Introgression, Natural Selection, And Thermal Tolerance In Blue Mussels (Genus Mytilus)
- Author(s): Saarman, Norah P.
- Advisor(s): Pogson, Grant H
- et al.
My dissertation addressed questions of the origin and maintenance of biodiversity, and the genomic response to environmental change in blue mussels (genus Mytilus). In chapters One and Two I explored the nature of species barriers and the consequence of hybridization. The ecological and genetic factors determining the extent of introgression between species in secondary contact zones remain poorly understood. I investigated the relative importance of natural selection and the demographic expansion of invasive Mytilus galloprovincialis on the magnitude and the direction of introgression with the native M. trossulus in a hybrid zone in central California. I used double-digest restriction-site associated DNA sequencing (ddRADseq) to genotype 1,751 randomly-selected single nucleotide polymorphisms and accurately distinguish early and advanced generation hybrids for the first time in Mytilus. I found that ecologically based selection plays only a small direct role in maintaining reproductive isolation in the California hybrid zone, and that colonization history is an important control on the movement of genetic elements (i.e. introgression) during hybridization. Despite only low rates of hybridization between invasive Mediterranean blue mussel (M. galloprovincialis) and native blue mussel M. trossulus, introgression is occurring, and the geographic spread of M. galloprovincialis appears to drive the majority of introgression into the invasive species. My work reinforces the idea that demographic processes mediate the role played by natural selection in maintaining species barriers.

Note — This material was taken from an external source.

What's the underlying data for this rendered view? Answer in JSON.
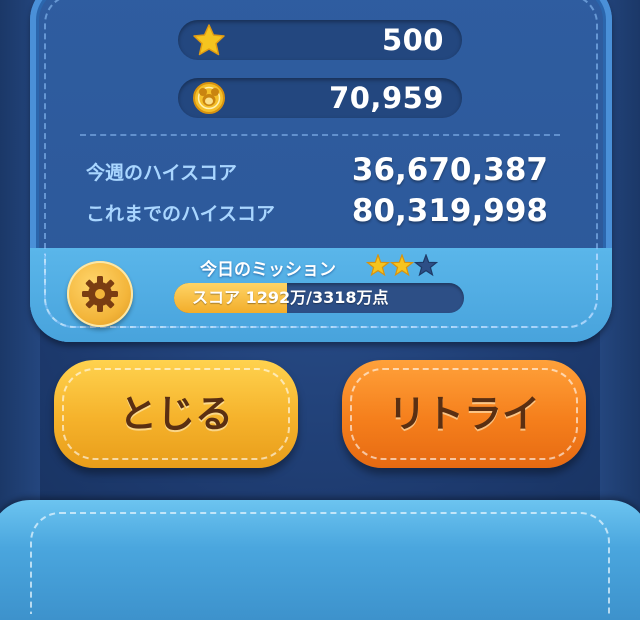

Chapter Three focused on the genetic consequences of large-scale environmental change. I developed new techniques using mRNA sequencing and ancestral state reconstruction to estimate rates of structurally stabilizing substitutions in blue mussels. I found that warm-adapted Mytilus galloprovincialis have higher rates of stabilizing substitutions than cold-adapted M. trossulus, which suggests that natural selection can efficiently modify structural properties of proteins to fine-tune thermal tolerance based on small changes in temperature of just several ˚C. As a whole, my dissertation reiterates the importance of demographic processes in controlling the movement of genetic material during hybridization, indicates introgression may contribute to invasive success, and documents subtle natural selection for changes in protein properties of warm adapted M. galloprovincialis.